The impact of these hikes on the benchmark interest rates will be minimal in the Nigeria fixed income market. Rising interest rates in advanced economies have been a major factor in the flight of Foreign Portfolio Investments and we do not expect a reversal of this pattern. The driving force in the local fixed income sector remains liquid, driven by heightened investments from institutional investors. Amid mixed sentiments in the fixed income market, liquidity improved in H1 2023 to the tune of N49.71tn (+97.27% y/y from N25.2tn in H1 2022) as investors positioned themselves in instruments that had attractive yields. The Nigerian Treasury Bill (NTB) average yield settled at 6.16% in H1 2023 (compared with 3.67% in H1 2022) with investors’ buying interest tilting towards to the mid-end of the curve in the secondary market. Demand across all tenors of the Federal Government of Nigeria (FGN) Bonds were relatively heightened in the period as the average yield settled at 11.77% compared with an average yield of 10.37% in H1 2022.
In the primary market, the total allotment of NTBs was N2.40bn (in excess of the total offer of N2.10bn) in H1 2023. However, this was lower by 3.4% y/y than the total allotment of N2.48bn in H1 2022. The average discount rate of the NTB across its tenors ended at 5.72% in H1 2023 from a 3.55% yield in the prior year. In the same vein, the Debt Management Office (DMO) had allotted the sum of N3.16bn across its tenors FGN Bonds which was above the total value of N2.2bn with an average margin rate of 15.1% in H1 2023.

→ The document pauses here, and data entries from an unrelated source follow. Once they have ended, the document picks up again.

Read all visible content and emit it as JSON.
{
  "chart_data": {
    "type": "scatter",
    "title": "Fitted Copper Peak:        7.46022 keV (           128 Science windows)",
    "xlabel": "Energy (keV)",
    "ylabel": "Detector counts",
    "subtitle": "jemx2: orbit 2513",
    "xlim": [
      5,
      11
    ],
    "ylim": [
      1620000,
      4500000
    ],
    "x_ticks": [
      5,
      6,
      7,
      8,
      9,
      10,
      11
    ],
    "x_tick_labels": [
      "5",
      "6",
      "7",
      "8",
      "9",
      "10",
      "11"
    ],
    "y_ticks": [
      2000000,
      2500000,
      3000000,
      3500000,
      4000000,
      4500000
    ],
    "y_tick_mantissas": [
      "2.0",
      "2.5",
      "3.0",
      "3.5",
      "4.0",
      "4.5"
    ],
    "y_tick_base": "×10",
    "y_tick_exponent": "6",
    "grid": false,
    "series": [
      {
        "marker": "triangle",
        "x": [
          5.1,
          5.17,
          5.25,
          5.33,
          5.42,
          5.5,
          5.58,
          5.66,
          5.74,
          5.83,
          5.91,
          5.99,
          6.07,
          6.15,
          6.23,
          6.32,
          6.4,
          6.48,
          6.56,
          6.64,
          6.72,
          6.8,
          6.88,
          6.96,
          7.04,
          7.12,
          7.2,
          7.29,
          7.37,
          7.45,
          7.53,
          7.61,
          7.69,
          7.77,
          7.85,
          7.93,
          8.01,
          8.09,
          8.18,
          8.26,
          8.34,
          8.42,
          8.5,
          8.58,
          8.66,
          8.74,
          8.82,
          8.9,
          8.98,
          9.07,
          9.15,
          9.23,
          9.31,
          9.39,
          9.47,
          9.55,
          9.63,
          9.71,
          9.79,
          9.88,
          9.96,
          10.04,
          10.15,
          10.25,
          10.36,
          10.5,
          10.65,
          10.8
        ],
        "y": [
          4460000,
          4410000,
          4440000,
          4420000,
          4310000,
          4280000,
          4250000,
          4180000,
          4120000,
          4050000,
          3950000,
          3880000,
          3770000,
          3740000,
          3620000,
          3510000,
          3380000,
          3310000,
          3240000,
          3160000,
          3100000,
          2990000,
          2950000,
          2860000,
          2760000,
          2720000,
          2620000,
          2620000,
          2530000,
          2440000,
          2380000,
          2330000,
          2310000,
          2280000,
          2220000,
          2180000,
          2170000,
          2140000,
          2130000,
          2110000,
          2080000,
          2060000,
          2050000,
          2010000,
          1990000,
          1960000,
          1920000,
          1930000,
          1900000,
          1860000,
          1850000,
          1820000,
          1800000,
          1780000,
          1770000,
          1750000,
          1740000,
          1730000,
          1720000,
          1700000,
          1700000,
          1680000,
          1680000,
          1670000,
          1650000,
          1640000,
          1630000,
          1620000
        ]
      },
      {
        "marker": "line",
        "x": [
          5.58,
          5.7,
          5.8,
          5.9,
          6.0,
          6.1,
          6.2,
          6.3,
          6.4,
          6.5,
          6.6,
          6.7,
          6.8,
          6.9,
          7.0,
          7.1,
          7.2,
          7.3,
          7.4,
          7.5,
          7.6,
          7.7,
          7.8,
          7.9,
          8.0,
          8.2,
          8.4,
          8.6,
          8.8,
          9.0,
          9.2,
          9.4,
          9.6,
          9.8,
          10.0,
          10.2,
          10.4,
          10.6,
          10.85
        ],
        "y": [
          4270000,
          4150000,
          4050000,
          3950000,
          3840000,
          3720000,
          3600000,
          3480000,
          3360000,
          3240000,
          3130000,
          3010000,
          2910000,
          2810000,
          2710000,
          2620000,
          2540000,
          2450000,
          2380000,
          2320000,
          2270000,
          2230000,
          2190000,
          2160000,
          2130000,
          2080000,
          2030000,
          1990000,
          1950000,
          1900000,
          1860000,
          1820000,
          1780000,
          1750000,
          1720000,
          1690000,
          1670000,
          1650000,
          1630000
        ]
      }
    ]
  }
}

Liquidity in the fixed income market will be most impacted by the lessened restrictions on interbank placements and investors’ reaction to recent policies. Consequently, improved liquidity in the market should cause a downward move in the yields, especially at the short end of the curve. Therefore, we envisage that yields may expand by 100 basis points (bps) at the mid- and long- end of the curve in the second half of 2023. Based on the big changes seen on the macro-economic front, investors’ demand will be pulled towards the short – and mid – end of the curve.